O kosztach stron orzeczono jak w punkcie III. Powód uległ jedynie co do bardzo nieznacznej części zgłoszonego roszczenia, stąd przynależy mu zwrot całości poniesionych kosztów na mocy art. 100 k.p.c. Na zasądzone koszty składa się: opłata sądowa od pozwu (1.230 zł), opłata za czynności radcy prawnego w stawce minimalnej (3.600 zł, § 2 pkt 5 rozporządzenia Ministra Sprawiedliwości z dnia 22 października 2015 r. w sprawie opłat za czynności radców prawnych, ze zm.), opłata skarbowa pełnomocnictwa (17 zł), wykorzystane zaliczki (2*600 zł oraz 200 zł). Łącznie to 6.247 zł.
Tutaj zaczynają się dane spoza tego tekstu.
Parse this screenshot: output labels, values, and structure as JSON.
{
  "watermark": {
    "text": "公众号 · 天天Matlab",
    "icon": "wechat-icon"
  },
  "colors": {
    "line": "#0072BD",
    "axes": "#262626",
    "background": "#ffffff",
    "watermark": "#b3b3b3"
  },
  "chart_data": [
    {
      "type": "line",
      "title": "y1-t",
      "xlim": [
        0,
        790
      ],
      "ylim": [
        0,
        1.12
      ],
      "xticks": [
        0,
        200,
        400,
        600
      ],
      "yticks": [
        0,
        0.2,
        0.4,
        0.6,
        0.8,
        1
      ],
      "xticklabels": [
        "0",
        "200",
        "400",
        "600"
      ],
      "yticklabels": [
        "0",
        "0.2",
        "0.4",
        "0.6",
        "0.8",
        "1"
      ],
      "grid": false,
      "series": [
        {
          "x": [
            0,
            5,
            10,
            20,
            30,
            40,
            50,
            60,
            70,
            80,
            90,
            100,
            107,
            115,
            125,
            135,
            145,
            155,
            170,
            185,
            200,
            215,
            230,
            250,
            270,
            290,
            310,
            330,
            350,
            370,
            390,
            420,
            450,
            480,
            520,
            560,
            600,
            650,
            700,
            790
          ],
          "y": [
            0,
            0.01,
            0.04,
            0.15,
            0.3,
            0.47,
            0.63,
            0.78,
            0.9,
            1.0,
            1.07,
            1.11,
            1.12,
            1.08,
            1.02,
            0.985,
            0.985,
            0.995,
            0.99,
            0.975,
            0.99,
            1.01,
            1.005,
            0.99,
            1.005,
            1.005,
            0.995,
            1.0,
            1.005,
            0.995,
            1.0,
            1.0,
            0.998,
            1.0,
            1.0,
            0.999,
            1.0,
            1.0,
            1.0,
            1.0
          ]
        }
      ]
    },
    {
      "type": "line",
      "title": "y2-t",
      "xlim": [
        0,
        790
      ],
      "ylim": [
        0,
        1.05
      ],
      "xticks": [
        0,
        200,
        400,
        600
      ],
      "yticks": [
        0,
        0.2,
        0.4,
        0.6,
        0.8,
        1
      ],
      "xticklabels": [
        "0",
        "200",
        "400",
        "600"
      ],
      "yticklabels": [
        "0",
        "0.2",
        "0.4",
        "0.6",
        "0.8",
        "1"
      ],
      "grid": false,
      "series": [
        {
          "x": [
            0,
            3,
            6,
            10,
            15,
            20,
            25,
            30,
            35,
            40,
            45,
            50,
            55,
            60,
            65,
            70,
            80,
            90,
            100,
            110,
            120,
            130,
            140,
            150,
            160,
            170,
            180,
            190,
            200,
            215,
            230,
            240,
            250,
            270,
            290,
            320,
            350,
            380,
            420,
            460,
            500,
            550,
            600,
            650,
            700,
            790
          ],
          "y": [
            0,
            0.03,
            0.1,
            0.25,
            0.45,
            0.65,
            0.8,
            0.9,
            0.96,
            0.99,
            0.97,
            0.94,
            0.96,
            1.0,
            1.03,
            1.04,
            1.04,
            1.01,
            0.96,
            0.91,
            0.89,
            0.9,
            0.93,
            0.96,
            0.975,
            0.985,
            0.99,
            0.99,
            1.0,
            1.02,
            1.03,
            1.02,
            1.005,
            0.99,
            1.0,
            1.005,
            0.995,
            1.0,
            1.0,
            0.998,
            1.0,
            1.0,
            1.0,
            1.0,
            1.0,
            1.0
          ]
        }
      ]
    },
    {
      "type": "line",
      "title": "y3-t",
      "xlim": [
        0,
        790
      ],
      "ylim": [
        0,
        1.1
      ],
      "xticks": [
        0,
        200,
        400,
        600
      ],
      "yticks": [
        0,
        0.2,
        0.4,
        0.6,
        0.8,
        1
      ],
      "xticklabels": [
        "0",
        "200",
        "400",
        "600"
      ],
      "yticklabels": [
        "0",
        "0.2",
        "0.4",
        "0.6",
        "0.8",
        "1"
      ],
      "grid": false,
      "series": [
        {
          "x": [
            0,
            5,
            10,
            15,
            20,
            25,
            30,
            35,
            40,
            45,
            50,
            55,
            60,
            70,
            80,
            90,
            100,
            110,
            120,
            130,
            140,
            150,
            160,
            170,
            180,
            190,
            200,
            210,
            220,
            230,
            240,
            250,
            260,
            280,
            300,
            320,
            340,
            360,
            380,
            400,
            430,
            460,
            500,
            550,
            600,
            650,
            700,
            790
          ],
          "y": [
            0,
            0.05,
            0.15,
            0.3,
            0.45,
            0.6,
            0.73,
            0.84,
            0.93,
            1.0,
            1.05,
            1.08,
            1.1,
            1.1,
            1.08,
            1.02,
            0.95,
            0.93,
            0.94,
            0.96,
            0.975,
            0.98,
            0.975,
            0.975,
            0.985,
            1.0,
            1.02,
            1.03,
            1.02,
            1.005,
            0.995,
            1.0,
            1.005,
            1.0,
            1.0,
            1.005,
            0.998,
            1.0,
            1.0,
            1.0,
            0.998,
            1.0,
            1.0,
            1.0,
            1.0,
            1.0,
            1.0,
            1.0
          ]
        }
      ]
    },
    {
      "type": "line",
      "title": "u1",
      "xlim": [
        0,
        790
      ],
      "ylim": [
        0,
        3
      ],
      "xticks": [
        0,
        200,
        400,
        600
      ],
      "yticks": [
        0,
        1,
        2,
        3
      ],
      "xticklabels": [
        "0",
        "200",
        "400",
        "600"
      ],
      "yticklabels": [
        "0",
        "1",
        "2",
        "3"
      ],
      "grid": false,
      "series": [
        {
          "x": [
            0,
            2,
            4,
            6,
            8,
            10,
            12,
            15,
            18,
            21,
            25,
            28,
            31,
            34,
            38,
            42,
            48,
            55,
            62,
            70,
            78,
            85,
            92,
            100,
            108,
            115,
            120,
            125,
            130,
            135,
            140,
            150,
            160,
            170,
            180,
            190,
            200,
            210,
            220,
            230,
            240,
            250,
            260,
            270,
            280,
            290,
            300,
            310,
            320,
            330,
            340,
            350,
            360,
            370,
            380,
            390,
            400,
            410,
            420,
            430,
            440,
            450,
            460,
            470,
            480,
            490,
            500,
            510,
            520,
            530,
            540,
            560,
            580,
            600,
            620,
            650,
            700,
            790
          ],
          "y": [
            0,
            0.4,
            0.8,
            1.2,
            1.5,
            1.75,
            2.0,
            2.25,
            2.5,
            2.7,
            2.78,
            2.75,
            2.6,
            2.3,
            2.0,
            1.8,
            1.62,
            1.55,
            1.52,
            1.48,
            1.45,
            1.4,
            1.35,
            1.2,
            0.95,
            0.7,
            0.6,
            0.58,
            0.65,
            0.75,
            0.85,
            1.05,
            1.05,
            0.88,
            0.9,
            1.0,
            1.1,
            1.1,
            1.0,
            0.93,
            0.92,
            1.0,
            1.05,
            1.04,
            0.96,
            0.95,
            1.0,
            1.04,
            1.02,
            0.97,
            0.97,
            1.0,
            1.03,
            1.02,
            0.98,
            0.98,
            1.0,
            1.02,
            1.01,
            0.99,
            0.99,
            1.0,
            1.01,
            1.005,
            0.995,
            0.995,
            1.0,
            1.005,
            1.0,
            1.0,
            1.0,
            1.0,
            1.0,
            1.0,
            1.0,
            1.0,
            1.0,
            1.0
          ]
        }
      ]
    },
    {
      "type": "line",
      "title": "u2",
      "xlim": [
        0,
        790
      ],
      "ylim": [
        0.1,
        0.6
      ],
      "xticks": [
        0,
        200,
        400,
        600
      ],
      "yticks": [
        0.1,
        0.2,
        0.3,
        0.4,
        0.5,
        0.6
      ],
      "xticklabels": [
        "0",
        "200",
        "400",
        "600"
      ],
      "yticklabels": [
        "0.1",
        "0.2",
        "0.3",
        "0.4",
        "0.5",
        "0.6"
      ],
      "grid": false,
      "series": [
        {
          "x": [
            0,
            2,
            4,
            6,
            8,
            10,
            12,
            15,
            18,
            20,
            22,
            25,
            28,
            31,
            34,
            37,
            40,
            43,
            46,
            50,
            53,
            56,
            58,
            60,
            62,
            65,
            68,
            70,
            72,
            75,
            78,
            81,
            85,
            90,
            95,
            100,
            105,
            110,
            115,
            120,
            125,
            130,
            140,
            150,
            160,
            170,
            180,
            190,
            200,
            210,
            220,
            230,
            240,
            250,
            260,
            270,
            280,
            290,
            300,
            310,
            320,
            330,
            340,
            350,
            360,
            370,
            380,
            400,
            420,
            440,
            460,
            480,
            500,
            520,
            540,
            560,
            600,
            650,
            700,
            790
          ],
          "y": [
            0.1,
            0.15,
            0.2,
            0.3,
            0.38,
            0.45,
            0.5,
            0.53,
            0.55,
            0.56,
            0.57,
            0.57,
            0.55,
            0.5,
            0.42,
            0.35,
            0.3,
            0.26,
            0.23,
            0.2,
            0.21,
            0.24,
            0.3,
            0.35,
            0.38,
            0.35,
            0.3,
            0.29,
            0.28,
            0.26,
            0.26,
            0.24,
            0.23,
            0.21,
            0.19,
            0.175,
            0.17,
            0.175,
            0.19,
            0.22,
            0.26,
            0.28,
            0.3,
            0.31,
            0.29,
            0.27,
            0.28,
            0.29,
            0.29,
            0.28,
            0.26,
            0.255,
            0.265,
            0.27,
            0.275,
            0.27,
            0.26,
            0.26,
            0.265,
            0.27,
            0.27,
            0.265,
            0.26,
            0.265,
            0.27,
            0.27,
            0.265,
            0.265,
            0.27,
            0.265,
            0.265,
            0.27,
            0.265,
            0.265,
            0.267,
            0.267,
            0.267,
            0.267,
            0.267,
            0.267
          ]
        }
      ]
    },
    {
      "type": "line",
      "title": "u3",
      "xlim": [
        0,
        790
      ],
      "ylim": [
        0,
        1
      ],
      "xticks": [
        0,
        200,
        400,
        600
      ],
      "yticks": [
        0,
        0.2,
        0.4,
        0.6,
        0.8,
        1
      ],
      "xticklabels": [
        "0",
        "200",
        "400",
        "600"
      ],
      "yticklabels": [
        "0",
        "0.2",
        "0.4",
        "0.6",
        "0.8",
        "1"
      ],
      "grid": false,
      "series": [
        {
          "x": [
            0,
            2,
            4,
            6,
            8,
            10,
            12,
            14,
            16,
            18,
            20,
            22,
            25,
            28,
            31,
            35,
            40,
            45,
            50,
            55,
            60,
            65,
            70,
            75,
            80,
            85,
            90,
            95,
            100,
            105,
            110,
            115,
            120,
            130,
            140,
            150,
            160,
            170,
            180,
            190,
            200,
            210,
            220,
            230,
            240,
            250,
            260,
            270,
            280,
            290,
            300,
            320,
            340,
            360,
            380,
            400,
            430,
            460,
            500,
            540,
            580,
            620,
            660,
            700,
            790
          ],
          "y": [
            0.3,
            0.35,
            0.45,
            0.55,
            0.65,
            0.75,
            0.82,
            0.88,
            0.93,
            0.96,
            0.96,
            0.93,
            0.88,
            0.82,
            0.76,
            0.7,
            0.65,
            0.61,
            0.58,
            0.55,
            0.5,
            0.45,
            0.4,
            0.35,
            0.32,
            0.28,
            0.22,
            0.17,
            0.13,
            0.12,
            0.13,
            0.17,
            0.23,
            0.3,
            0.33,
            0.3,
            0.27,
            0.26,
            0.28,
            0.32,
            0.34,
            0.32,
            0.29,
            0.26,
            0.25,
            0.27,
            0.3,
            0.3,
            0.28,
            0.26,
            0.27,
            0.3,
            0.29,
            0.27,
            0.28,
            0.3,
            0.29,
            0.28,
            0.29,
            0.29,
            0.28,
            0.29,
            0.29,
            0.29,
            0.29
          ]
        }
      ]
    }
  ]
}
W punkcie ostatnim ( IV.) orzeczono o nieuiszczonych kosztach sądowych obciążając nimi (zgodnie z przyjęto w punkcie III. zasadą z art. 100 k.p.c.) pozwanego – na mocy art. 113 ust. 1 ustawy o kosztach sądowych w sprawach cywilnych. Na nieuiszczone koszty sądowe składają się niezaliczkowane części wynagrodzeń biegłych (641,61 zł, 600,74 zł, 769,22 zł, 652 zł, 558,52 zł, tj. łącznie 3.222,09 zł).